The first hour of 'Dial of Destiny' is pretty meh. Then it picks up the pace, introduces classic 'Indiana Jones' tropes (creepy animals, dank caves), gets good mileage out of the MacGuffin, and finishes things off nicely with a perfect ending. Along the route, there are a few fun quips by Phoebe Waller-Bridge, some terrible action scenes, some excellent action scenes, great musical cues (thank you for the music, maestro Williams. Go and enjoy your well-earned retirement!), a Wilhelm Scream, a sadly underused Antonio Banderas, and a tear shed by Indiana Jones himself. That's a first for the series, and the reason is genuinely touching, even unsettling.

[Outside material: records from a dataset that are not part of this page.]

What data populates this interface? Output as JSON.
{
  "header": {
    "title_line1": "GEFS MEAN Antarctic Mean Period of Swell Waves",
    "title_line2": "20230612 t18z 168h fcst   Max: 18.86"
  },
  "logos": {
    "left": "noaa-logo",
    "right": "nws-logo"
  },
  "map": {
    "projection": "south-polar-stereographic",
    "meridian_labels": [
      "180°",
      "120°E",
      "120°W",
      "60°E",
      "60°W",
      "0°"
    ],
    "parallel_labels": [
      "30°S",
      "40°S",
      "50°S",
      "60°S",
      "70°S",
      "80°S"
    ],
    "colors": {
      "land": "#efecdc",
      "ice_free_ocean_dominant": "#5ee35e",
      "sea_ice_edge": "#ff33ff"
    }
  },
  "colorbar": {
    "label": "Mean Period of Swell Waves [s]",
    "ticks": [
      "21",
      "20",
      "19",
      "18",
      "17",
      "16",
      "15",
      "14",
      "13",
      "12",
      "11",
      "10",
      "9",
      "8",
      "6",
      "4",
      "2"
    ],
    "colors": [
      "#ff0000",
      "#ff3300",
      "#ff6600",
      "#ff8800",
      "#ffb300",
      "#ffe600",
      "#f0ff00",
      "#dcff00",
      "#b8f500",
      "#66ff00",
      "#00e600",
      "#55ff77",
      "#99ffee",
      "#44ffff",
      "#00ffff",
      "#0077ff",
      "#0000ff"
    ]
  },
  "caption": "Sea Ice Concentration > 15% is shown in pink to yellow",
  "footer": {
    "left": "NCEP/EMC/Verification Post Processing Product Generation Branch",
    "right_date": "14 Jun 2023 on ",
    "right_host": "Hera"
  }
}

James Mangold's 'Walk the Line' is a masterpiece. 'Dial of Destiny' isn't, but it is made with sincere, obvious love for the franchise. It never resorts to cheap tricks or hollow manipulations. You could however remove Ethann Isidore from the movie, and lose nothing of value. That's not a diss to Mr. Isidore, who is a fine actor. The character just adds next to nothing to the story.

Mads Mikkelsen is amazing as always, and the de-aging used to recreate a 1940s Indy is stupendously effective. It's quite evident how proud the wizards at Lucasfilm and ILM are, because there's a solid 20+ minutes of digital Harrison Ford. Compare this to, say, the few seconds of Leia in 'Rogue One', and you can see how the tech has improved.

I can't believe we'll never get another new 'Indiana Jones' movie - a series that has been so good to us for the past 42 years. I will miss that fictional character. I don't want him to go away, but here we are.

Take a deep bow and a tip of the hat to the fedora. If adventure has a name, it was, is and will always be 'Indiana Jones'.